Aleena’s interior life, on the other hand, bursts out in a messy rush before she has even taken her coat off. She has found a new “faith” in prison. She has realigned her chakras and seen her spirit animal, she cheerily tells Leila and a highly sceptical Noor. She has also, though, started reading Shakespeare. Most importantly, she wants to take Leila along on the carefree ride she herself clearly needs, bunking off school, having movie nights with popcorn, dreaming of visits to New York. But she is still an angry woman, and Avita Jay projects this fury perhaps too emphatically at times so that it almost eclipses the vulnerable woman feeling unloved by all – the cold mother and younger sister, the finger-pointing locals – all except her daughter. 

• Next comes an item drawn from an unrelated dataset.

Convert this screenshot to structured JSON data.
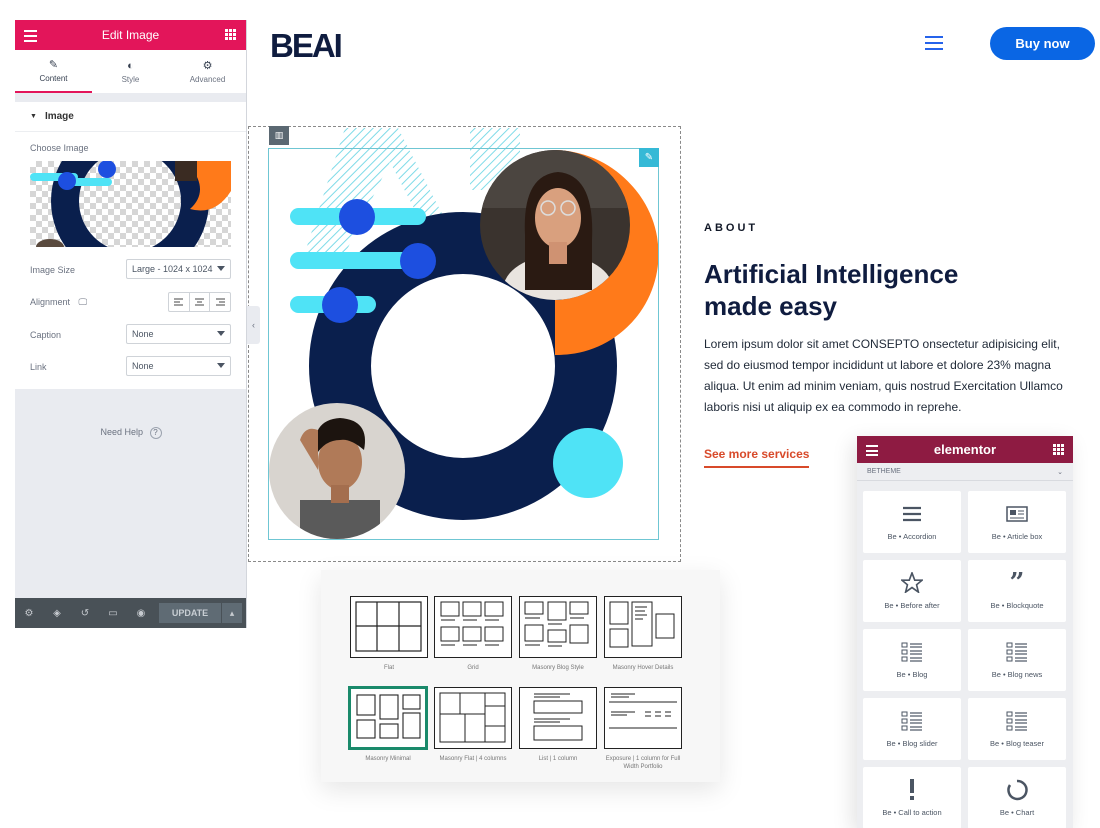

Aleena’s anger notably erupts when “auntie” Fozia calls round, the queen-bee who dispenses favours to Noor, helped her secure her drab little house, provided the barrister for Aleena’s defence and now corrals her into working gratis at the local mosque and community centre. Rina Fatania (pictured above) transforms Fozia into a gorgeous comic monster, an Asian Hyacinth Bucket with a big streak of self-serving hypocrisy. When Fozia is offered a selection of biscuits, Leila wails, she complains "her sugar is high" then eats all the chocolate ones. Noor has no choice but to kowtow to her, we suspect, as the alternative is far worse. 

Leila (Ashna Rebheru, pictured below, recently seen in the Hampstead’s excellent Animal Kingdom) is an especially winning character, a perky, music-loving teen with the fashion passions of her tribe (“He’s wearing Kangol! Who wears Kangol!?”), but a serious commitment to her studies and wearing her hijab. Now her best friend isn’t allowed to come round, and she is finding herself being ostracised along with her mother. We come to see the damage behind the high spirits, in a sparkling, wholly convincing performance from Rebheru. 

As Razia fleshes out the tug-of-love for Leila with spilled secrets and insights, we see the difficult choice Leila has to make. We realise why Noor is desperate to protect her; why Aleena hates being stared down at by the family portrait of her younger sister Shabana, husband and two boys; the real reason why she went to prison. Tellingly, Shabana never makes an appearance. 

Noor becomes a compelling creation. She has built a structure of falsehoods she hopes will protect everybody in the family, but especially around Leila. She is a liar, but also a selfless woman who has worked double shifts in a factory to keep the family afloat. Competing with her faded embossed wallpaper and secondhand furniture, Aleena is conjuring a white dream house with “nice pieces here and there, lamps, lots of lamps!” But the reality is that she is racking up a big bill at the local shop and giving in to kleptomania. Her OCD is ever-present, her medication too.

Co-directors Roisin McBrinn of Clean Break and Sophie Dillon Moniram keep all the tonal elements in play, from raucous comedy to immense pathos. In a masterly scene, created with some nifty stagecraft, Aleena helps Leila live out a fantasy – a manicure in a pink neon-lit salon, sipping a mango mocktail and wearing a tiara – and we watch it magically appear, then slowly dissolve under the weight of reality into intense sadness. Even more moving is the final scene, where the three generations reveal their decisions. There were tears in the audience as well as onstage.